El 22 de agosto de 1896 aparecía en Blanco y Negro Revista Ilustrada
un artículo de Luís Gabaldón, en
clave de Humorada, titulado El Tren Botijo. La revista Trenes
(de RENFE) en mayo de 1953 lo sacaba de nuevo a la palestra. Varios post de
este blog han sido para este invento, pero hoy quiero yo también sacar a pasear
algunos párrafos de Gabaldón, periodista, escritor y dramaturgo, editor de la
revista satírica “El último mono” y
asiduo en las páginas de ABC.
El caso es que tres caballeros, tres, salen de Madrid el 1º
de agosto, ¡¡a las dos de la tarde!!, con la perspectiva de dieciocho horas de
viaje -llegar a Alicante con el frescor del nuevo día- y tener que atravesar la
sartén manchega “en esas horas, en que el
sol hace algo más que molestar”.
El dibujante Mecachis
(Eduardo Sáenz Hermúa), famoso por sus “monos” (caricaturas del paisanaje del
momento) y el fotógrafo Christian Franzen le acompañan en la
aventura veraniega.
Suben a un vagón de 3ª, la clase más popular, y… “la tentativa fue infructuosa… estaba lleno
desde la víspera”. Resulta increíble la popularidad que consiguieron esas
vacaciones de verano y el Tren Botijo ya a finales del XIX. Es fantástico leerle:
“En vano invocamos el ‘sacerdocio de la
Prensa’. Mecachis se comprometió a hacer ‘monos’; pero sí, sí, ellos fueron los
que se pusieron “monos”, mejor dicho, ellas…”. Tuvieron que ir recorriendo
coches de tren hasta que fueron aceptados en uno y sus bártulos e impedimenta
colocada en un lugar.
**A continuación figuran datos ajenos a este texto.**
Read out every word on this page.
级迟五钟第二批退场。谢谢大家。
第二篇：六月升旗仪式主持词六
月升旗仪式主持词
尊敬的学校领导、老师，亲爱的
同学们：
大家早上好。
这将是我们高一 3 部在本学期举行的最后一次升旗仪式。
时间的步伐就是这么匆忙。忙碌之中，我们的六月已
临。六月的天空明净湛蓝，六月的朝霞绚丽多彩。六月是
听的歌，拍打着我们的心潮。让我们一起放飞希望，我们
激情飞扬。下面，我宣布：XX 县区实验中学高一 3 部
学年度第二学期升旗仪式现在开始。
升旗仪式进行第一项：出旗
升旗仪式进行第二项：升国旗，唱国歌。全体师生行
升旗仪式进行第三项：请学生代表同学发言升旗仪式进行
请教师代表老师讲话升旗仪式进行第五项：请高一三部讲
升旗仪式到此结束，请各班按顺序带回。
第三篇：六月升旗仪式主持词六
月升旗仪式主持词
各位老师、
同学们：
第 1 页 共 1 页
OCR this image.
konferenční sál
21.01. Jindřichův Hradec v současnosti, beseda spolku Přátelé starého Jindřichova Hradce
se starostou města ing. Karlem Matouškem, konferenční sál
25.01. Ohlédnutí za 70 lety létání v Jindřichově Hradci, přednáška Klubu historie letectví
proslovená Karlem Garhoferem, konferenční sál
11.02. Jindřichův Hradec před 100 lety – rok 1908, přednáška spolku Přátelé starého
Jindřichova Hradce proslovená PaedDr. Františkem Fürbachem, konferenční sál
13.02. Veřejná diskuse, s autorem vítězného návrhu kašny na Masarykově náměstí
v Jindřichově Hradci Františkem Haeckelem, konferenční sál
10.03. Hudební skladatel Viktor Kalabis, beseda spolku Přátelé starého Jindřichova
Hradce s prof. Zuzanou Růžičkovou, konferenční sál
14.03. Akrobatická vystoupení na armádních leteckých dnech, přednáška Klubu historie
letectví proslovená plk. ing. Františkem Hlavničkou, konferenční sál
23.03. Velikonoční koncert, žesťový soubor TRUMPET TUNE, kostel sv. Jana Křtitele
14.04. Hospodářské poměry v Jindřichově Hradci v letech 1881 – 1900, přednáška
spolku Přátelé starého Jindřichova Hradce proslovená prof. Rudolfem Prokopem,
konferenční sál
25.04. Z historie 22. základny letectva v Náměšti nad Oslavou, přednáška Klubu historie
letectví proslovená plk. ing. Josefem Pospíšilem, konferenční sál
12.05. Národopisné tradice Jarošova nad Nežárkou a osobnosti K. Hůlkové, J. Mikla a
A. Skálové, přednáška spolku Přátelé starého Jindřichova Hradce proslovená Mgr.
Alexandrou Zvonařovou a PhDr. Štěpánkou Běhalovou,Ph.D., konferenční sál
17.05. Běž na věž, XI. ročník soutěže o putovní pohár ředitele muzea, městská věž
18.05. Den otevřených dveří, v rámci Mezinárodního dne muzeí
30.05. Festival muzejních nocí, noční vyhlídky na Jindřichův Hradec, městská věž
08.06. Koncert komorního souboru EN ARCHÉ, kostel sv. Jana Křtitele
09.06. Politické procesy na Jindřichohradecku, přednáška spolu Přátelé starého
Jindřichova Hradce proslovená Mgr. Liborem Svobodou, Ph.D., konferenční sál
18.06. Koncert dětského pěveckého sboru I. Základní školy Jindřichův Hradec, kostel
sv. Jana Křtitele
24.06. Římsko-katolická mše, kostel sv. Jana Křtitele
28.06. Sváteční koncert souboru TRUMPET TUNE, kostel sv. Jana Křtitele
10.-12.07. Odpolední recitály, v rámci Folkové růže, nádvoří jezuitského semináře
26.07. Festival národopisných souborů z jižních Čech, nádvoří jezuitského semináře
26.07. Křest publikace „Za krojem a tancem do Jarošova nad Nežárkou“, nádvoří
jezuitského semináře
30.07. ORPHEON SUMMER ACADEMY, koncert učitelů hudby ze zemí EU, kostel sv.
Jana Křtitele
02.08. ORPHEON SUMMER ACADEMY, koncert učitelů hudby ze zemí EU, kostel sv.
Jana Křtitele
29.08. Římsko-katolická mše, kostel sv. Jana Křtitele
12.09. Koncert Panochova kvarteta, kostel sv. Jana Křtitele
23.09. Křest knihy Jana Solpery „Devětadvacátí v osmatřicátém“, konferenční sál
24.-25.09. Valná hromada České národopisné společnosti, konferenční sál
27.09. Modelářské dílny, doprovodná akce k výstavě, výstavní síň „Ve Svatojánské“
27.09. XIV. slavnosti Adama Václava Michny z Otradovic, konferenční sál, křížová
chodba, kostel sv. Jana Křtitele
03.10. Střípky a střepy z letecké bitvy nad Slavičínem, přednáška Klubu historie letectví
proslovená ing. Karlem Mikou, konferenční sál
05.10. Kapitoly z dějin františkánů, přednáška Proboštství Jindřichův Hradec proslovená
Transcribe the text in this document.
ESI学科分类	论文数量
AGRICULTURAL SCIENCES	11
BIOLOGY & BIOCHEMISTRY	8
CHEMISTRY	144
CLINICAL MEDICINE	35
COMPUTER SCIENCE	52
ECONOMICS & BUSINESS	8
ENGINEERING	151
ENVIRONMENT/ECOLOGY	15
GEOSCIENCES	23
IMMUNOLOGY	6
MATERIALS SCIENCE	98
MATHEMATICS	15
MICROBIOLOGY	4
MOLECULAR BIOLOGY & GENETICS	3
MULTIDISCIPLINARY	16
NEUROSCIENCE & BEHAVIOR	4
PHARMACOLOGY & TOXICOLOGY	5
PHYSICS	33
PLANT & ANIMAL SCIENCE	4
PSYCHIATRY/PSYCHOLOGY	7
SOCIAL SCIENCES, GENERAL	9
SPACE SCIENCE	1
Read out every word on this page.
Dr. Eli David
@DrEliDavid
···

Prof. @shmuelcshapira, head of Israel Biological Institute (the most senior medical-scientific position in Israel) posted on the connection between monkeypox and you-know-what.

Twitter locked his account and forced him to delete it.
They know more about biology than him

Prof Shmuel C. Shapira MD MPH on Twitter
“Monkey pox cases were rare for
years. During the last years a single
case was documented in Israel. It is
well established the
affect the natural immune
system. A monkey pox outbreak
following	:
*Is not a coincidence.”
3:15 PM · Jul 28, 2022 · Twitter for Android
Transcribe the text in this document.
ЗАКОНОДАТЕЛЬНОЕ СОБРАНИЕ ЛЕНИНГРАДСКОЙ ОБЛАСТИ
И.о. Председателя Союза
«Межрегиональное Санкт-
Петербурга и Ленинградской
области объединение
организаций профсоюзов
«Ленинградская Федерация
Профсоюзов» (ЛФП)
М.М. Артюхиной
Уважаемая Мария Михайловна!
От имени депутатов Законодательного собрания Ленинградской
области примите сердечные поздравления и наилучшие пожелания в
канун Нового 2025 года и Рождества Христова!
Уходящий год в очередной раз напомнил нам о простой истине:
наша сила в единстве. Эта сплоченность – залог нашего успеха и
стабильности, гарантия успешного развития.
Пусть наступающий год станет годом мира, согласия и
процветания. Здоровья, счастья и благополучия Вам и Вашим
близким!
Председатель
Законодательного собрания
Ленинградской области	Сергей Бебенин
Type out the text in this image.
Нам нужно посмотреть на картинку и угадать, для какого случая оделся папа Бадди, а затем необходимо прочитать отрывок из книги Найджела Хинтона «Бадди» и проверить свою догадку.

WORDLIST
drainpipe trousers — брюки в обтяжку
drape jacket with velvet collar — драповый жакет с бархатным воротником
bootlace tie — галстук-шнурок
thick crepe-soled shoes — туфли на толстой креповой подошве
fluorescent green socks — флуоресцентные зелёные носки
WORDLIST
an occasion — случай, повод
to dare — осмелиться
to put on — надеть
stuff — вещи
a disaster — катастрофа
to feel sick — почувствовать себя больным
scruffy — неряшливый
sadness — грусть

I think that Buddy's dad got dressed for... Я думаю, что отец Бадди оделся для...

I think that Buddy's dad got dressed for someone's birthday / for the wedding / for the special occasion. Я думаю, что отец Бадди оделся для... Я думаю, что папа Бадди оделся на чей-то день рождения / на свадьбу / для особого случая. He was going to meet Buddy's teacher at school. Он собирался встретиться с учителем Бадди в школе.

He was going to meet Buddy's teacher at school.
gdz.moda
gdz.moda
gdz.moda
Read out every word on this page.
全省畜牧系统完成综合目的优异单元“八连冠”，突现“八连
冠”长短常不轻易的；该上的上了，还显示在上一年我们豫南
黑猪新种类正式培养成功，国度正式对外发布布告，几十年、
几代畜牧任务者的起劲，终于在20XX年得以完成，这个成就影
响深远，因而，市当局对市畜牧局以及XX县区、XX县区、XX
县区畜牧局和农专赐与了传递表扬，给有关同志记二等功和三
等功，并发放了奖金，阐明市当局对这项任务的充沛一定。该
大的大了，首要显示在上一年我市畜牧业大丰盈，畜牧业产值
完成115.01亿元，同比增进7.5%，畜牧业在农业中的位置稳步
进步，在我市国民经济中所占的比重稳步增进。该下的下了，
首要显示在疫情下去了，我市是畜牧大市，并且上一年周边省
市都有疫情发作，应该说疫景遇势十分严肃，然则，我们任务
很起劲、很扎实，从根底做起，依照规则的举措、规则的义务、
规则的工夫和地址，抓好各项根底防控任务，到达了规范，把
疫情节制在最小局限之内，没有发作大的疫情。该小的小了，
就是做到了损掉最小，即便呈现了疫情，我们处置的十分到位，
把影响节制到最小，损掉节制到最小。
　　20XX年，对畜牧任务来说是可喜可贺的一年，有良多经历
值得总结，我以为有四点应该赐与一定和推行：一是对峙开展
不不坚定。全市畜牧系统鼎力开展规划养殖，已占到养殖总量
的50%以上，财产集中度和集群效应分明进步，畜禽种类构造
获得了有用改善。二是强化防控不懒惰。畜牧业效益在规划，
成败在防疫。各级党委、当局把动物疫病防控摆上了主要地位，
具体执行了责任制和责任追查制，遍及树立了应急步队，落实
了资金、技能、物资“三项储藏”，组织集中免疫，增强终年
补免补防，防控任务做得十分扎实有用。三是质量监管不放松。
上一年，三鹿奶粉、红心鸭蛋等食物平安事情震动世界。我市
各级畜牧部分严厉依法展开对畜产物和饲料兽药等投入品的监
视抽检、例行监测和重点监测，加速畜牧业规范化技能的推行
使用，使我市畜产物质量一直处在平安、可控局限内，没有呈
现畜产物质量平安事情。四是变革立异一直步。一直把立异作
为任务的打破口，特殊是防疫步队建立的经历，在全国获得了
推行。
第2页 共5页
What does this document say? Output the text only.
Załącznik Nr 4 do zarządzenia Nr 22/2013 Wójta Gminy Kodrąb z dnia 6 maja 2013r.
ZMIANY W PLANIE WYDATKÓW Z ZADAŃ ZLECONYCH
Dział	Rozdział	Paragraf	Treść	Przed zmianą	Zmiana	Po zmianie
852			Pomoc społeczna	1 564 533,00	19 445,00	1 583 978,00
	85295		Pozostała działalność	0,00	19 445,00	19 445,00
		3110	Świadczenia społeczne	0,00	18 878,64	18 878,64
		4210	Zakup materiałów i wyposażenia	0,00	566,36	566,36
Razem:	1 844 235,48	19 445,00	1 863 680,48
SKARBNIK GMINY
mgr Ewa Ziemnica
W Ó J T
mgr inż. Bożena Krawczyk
Mientras tanto, el tren ya “rodaba perezosamente por los campos estériles, resoplando con la fatiga
de un asmático…”. Es más, dice Gabaldón que el tren botijo aquél de las 18
horas de viaje “tiene pujos y honores de
especial; pasa desdeñosamente por las estaciones sin detenerse… y solo cuando
atisba una fonda suspira y descansa”.
Y Gabaldón hace el análisis sociológico de aquél tren
botijo, de aquél viaje camino de las vacaciones junto al mar de finales del
XIX: el vagón “ofrecía aspecto de
baratill[1]o:
botas de vino, sombreros, botijos, americanas, cestas… ¡hasta ropa interior!,
todo colgado en las paredes del coche -la gente llevaba clavos y martillos
para improvisar perchas- … las gentes, en
mangas de camisa, ‘si que también’ en elástica, jugaban al mus, cantaban, reían
o dormitaban, que de todo había…”.
Una pincelada de sociología en la crónica: “un buñolero de la calle de Arganzuela -vender
buñuelos permitía este viaje; el tren Botijo socializó el turismo-… nos decía con la mayor ingenuidad que sí,
que al llegar a Alicante, ‘si no se bañaba, se lavaría’”. ¿La corriente
higienista irrumpiendo por ahí?
En la parada de Aranjuez, los viajeros “organizaron bailes de carácter marcadamente popular a los ingratos
sones de un acordeón” y en la parada de Alcázar de San Juan se encuentran
Gabaldón y sus compañeros con Ramiro
Mestre, el promotor de estos viajes e Hijo Adoptivo de la ciudad de
Alicante. No hay mayor referencia al encuentro, pero sí al apedreamiento del
convoy botiji nada más salir de la estación, cosa que parecía habitual en la
época: chiquillo no tires piedras, que no
es mío el melonar… que decía la canción “Vamos a contar mentiras”. ¿Quién hasta mi quinta no ha tirado
piedras al paso del tren y puesto perras gordas en los raíles?
“La noche se pasó y el
tren cruzaba y cruzaba llanuras y montañas, y el día se avecinaba; el sol
trepando por las cumbres…”. De repente, “un caballero gritó ¡Tierra! Faltaba poco para llegar a Alicante, y en
el coche comenzaron los preparativos y el aseo”. Nos cuenta Gabaldón que
hasta el buñolero se cambió de elástica mientras las mujeres “recogían cuidadosamente
su peinado”. Detalla que “una madre
pulcra limpiaba cuidadosamente su niño”. A esas alturas del viaje las
enflaquecidas botas rendían los últimos tragos mientras “todos se preparaban cuidadosamente para entrar en Alicante”.
“Crujieron las
plataformas, respiró la locomotora con un aliento prolongado, abriéronse las
portezuelas, y cada cual con sus trebejos saltó al andén, no sin hacerse antes mutuamente
las más cordiales protestas de amistad”. Estaban, por fin, en Alicante.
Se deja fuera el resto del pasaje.